Report finds 50% of New York City working-age households don’t earn enough to meet basic needs

Half of the city’s households do not have enough money to comfortably hold an apartment, access sufficient food and basic health care, and get around, according to a report from the Fund for the City of New York

The report was released as part of a daylong panel at the Ford Foundation.

According to the report’s latest findings, 50% of working-age New Yorkers are struggling to cover their basic needs.

That equates to 1,298,212 households or 2,991,973 people and marks a 38% increase from the 2021 TCL report, showing the profound economic impact the COVID-19 pandemic had on New York City working-age households.

“What I would say to the average New Yorker is it’s not your imagination and it’s not your fault,” said President and CEO of United Way of NYC Grace Bonilla.

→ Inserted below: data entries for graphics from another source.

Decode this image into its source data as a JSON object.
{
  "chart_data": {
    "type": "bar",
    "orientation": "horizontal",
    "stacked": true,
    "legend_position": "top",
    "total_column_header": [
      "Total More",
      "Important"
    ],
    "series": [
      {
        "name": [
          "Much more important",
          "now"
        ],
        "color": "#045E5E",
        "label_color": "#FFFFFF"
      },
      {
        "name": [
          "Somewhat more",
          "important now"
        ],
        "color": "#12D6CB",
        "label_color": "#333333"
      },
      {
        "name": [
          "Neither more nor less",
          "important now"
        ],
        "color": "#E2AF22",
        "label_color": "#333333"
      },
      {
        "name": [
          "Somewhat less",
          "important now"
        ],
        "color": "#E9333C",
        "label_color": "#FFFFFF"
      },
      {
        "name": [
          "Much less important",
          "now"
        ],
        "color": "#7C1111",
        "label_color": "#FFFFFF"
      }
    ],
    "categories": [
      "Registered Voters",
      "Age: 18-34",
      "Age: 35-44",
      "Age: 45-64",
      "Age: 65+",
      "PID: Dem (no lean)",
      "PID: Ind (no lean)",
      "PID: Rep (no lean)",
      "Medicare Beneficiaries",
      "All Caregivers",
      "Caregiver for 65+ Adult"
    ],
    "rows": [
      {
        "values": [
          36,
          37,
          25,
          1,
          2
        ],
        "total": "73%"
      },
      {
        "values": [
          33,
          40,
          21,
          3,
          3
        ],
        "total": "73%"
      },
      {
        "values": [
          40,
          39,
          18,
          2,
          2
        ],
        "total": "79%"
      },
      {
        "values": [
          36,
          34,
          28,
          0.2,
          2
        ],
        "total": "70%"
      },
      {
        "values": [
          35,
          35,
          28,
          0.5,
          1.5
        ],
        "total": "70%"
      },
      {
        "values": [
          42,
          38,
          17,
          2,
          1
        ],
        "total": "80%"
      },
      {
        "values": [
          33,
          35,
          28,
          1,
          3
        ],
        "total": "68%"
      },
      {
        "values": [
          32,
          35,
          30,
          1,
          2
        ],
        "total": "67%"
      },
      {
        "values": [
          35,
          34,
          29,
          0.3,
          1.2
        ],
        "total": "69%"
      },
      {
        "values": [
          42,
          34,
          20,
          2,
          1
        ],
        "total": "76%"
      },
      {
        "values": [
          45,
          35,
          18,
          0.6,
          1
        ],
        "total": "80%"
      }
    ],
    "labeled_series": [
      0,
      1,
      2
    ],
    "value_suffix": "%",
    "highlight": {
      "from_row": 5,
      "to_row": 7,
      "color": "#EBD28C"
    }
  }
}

The percentage of households struggling to afford basic needs was higher than any other year in the report’s two-decade history of studying the cost of living.

The report found that households need to bring in at least $100,000 a year to afford food, housing and transportation and a family of four needs to bring in $150,000.

“This report comes at a critical time for organizations supporting the community because it helps us to gain a more comprehensive understanding of how many New Yorkers are deeply affected by increasing economic insecurity and more specifically, where services are most needed,” said Grace Bonilla, President & CEO of UWNYC. “While the Official Poverty Measure is broadly used, it’s become outdated. The NYC True Cost of Living report gives us the insight we need to meet New Yorkers where they are and to create pathways for them to thrive.”

The study found the highest rates of households struggling with income inadequacy are found in the Bronx — particularly the central Bronx, and parts of Brooklyn, including Brownsville and Ocean Hill.

Researchers said that Latino, Black and immigrant New Yorkers are impacted most by the city’s sky-high cost of living.

Additionally, households with children are at a greater risk of not meeting their basic needs, accounting for more than half of households with incomes below the TCL.

“New York City can’t afford to maintain the status quo when 50% of working-age households struggle to make ends meet,” said Lisette Nieves, President of the Fund for the City of New York. “We urge policymakers and employers to use this report as a guide to develop solutions that will lead to a stronger, healthier, more equitable New York. The Fund is the home-and steward-of the NYC True Cost of Living report and we look forward to working with partners to promote its continued use. The report lays the foundation for change and is a powerful policy tool.”

As a result, the group has issued a few recommendations on how to combat the economic inequality:

-Increase wages to assist New Yorkers struggling to meet basic needs amid rising costs.

-Improve access to, and increase, benefits to help New Yorkers afford housing, childcare, food and more.

-Update the Official Poverty Measure to ensure that employers have a clear understanding of wage adequacy based on the cost of living, offer local municipalities a more comprehensive perspective of where emergency assistance is needed and address the fact that income eligibility thresholds for essential benefits and programs are extremely low, disqualifying many New Yorkers from accessing the support they need.